LAS VEGAS—The American Heart Association is launching an AI Assessment Lab in partnership with Dandelion Health to validate predictive AI for cardiovascular conditions and related diseases.
The group hopes its 100-year-old history as a medical specialty group will lend credibility to algorithms that have met safety and efficacy standards so health systems feel confident using them in practice.
It’s the latest move to lend credibility to a technology that lacks standard reporting guidelines and that hospitals have largely not figured out how to deploy and effectively monitor.
The lab will assess algorithms that predict the risk of heart conditions or events. They will also review models for related conditions like kidney disease or diabetes, widening the aperture of model developers that could go through the lab. Dandelion will review algorithms both pre- and post-FDA clearance, if applicable.
“There are algorithms now that can predict your likelihood of heart failure or your likelihood of a heart attack,” Jennifer Hall, chief of data science and analytics, said in an interview. “And so we’re very excited about that, but at the same time, want to provide a framework so patients understand what’s happening, that there’s a safe system in place to rigorously assess those algorithms and help hospital systems understand when it’s a good idea to implement those algorithms.”
The AI Assessment Lab mirrors the AI Assurance Lab concept that the Coalition for Health AI was once pursuing. However, the effort is smaller and more defined than CHAI’s grand concept, which is essentially defunct.
Hall said AHA set up a committee of AI experts from big and small health systems to advise it on AI initiatives and has formed a strategic set of committees on AI. The panel of experts will review the algorithms after they are assessed by Dandelion to make any relevant clinical recommendations, Elliot Green, CEO and co-founder of Dandelion, said.
In addition to an assessment report on the model’s technical performance, the AI Assessment Lab will produce an impact assessment that quantifies its economic impact for future customers. Dandelion will create the impact report using data on the cost of the condition the model is targeting and how often the model correctly predicts an event
Dandelion can also tailor the impact assessment and validation to run on data that is similar to a specific health system that the vendor may be trying to sell into. Through its network of de-identified patient data, Dandelion can create a proxy dataset that reflects the population of the health system.

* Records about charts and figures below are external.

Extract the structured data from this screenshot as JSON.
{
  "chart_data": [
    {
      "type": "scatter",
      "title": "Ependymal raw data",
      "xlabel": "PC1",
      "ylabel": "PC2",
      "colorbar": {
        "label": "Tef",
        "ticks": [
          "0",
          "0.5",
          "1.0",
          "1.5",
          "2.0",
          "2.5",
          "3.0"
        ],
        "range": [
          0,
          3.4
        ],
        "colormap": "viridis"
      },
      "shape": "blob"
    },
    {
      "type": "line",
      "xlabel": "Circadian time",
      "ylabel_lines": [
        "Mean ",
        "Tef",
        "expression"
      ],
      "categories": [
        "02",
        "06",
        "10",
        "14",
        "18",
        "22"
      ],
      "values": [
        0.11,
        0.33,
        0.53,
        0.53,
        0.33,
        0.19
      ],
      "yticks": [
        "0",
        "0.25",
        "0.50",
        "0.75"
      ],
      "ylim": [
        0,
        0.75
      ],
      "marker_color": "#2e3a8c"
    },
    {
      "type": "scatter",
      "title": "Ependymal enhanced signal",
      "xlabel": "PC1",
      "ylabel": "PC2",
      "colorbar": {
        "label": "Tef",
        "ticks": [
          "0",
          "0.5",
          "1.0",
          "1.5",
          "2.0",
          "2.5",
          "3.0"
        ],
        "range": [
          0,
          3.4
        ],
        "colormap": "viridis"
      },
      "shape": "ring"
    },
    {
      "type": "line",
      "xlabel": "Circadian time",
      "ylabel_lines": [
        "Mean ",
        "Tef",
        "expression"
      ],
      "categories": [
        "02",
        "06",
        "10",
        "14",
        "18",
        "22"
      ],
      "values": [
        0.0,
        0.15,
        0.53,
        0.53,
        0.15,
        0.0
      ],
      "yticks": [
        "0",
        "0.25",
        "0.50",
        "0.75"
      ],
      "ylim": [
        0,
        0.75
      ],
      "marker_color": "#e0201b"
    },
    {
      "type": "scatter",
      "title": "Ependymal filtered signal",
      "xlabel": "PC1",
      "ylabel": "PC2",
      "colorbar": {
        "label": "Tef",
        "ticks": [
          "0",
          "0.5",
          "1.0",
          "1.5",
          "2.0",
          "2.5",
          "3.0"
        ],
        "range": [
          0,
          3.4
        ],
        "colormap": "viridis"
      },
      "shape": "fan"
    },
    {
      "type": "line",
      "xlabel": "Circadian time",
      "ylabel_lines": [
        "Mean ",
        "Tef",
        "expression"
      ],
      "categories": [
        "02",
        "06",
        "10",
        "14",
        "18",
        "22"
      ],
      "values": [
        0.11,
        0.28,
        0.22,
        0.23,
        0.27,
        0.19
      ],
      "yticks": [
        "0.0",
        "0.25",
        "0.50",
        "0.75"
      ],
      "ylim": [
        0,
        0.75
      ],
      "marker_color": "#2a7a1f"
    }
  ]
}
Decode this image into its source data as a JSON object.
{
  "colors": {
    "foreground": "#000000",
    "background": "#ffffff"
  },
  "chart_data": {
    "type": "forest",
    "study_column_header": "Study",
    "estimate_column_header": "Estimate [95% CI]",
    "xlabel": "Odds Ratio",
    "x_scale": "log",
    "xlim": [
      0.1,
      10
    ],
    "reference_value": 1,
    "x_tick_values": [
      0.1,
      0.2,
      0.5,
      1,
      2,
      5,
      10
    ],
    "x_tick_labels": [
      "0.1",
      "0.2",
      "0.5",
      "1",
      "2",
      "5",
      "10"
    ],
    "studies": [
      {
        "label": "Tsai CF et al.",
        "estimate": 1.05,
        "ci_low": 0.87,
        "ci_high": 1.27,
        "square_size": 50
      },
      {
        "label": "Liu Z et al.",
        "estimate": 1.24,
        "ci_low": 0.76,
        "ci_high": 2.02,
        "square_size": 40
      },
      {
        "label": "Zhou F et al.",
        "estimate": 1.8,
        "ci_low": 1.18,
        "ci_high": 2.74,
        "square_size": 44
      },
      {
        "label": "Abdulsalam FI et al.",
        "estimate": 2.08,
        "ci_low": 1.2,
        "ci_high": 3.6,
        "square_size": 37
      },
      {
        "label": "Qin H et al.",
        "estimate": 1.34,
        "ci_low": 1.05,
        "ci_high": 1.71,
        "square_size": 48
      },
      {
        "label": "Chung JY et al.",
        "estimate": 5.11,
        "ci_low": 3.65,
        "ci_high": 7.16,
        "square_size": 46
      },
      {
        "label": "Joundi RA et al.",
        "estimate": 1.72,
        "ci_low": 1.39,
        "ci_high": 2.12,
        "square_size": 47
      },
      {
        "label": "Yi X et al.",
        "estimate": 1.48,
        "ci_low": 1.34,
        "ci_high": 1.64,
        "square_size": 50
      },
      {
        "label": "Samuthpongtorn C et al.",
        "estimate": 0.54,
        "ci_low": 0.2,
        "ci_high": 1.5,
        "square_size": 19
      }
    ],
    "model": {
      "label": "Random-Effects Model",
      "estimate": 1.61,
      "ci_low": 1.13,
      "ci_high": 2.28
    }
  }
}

It’s not exactly local validation, which is a gold standard in AI implementation. However, it’s an effort to help diffuse AI innovation to systems that don’t have the capability to do local validation and give smaller health systems an idea of how an algorithm would likely perform in their environment.
“What we can do is … find the subset of our groupings that help people understand a little bit more about what could happen within their healthcare systems,” Green said. “So it just gives you that extra level of surety as to the performance of an algorithm with regards to your own population.”
Model developers will pay for the review by the lab. Hall said that thus far, AHA has a few models in the pipeline to be assessed through the Assessment Lab.
Eventually, AHA and Dandelion will embark on post-deployment monitoring of the models they assess as they are implemented into hospitals. The groups said the capability will likely be rolled out next year, once more of the algorithms have been deployed.
The AHA also hopes to bridge the digital divide by giving small community hospitals a way to understand the economic impact of implementing an algorithm and spreading the benefits of AI to rural and underserved communities.
The AHA also funds research in data science and AI, maintains a database of 14 million de-identified patient records for research use, and has a quality improvement program that tracks hospitals’ adherence to AHA standards in 3000 hospitals nationwide.
“We write the guidelines,” Hall said. “When you go to the doctor and they tell you you need to take a statin, that’s because the American Heart Association wrote the guidelines that told the doctor what to do.”
She continued: “Our volunteers and clinicians—healthcare providers trust us, and we felt that, you know, if we could provide this service, that it may go a long way for helping in this really changing landscape of AI to figure out what are the best practices that they can do for their hospital system and for patients,” Hall explained.
The AHA went through an “intensive process” to select a vendor to run its AI Assessment Lab, Hall said. It ultimately chose Dandelion because its customer base is representative of all corners of the U.S. and mirrors the demographic makeup of the country. Hall also touted Dandelion’s careful handling of data.